Habertürk
    Takipde Kalın!
      Günlük gelişmeleri takip edebilmek için habertürk uygulamasını indirin
        Haberler Gündem Yargı Malatya'daki darbe kalkışması davasında ikinci gün

        Fetullahçı Terör Örgütünün (FETÖ) 15 Temmuz darbe girişimiyle ilgili tutuklanan aralarında dönemin 2'nci Ordu Komutanı Adem Huduti, 2'nci Ordu Kurmay Başkanı Avni Angun'un da bulunduğu 76 sanığın yargılandığı davanın ikinci gün oturumu başladı.

        Malatya'daki Kalkışma Davası'nda dönemin 2'nci Ordu Komutanı Huduti, 2'nci Ordu Kurmay Başkanı Angun, 7'nci Ana Jet Üs Komutanı Emin Ayık, 2'nci Ordu Harekat Destek Yarbaşkanı Zeki Karataş, 2'nci Ordu İdari Kurmay Yarbaşkanı Mustafa Serdar Sevgili, meslekten ihraç edilen 2'nci Ordu'da görevli Ersin Yıldırım ile subay, astsubayların da bulunduğu 28'i tutuklu 76 sanık için duruşmanın yapıldığı Yakınca Spor Salonu çevresinde yoğun güvenlik önlemi alındı.

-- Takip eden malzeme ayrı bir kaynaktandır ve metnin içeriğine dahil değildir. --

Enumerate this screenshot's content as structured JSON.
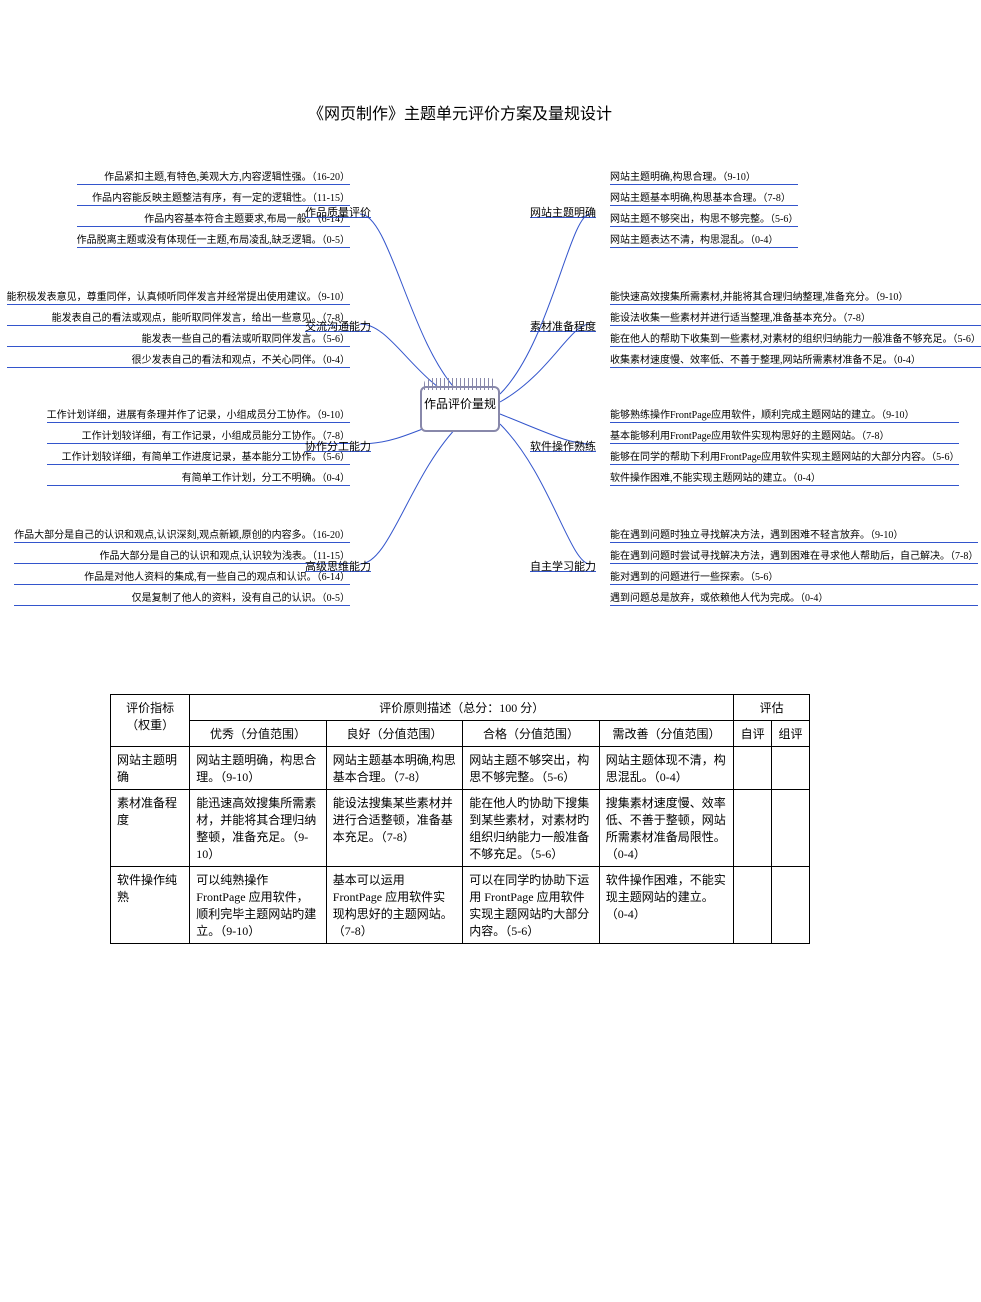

        Jandarmanın öncü araçları eşliğinde cezaevi araçlarıyla spor salonuna kelepçeli getirilen Huduti ve Angun ile 19 tutuklu sanık, jandarma eşliğinde salona alındı. Diğer tutuklular ise SEGBİS üzerinden duruşmaya bağlandı.

        Dün 3 er ve 1 onbaşının ifade verdiği duruşmada bugün Adem Huduti'nin savunma yapması bekleniyor.

        BAŞBAKANLIK MÜDAHİL

        Duruşmada avukatların isteği doğrultusunda önce karacılar sonra havacıların savunmasının alınması kararlaştırıldı.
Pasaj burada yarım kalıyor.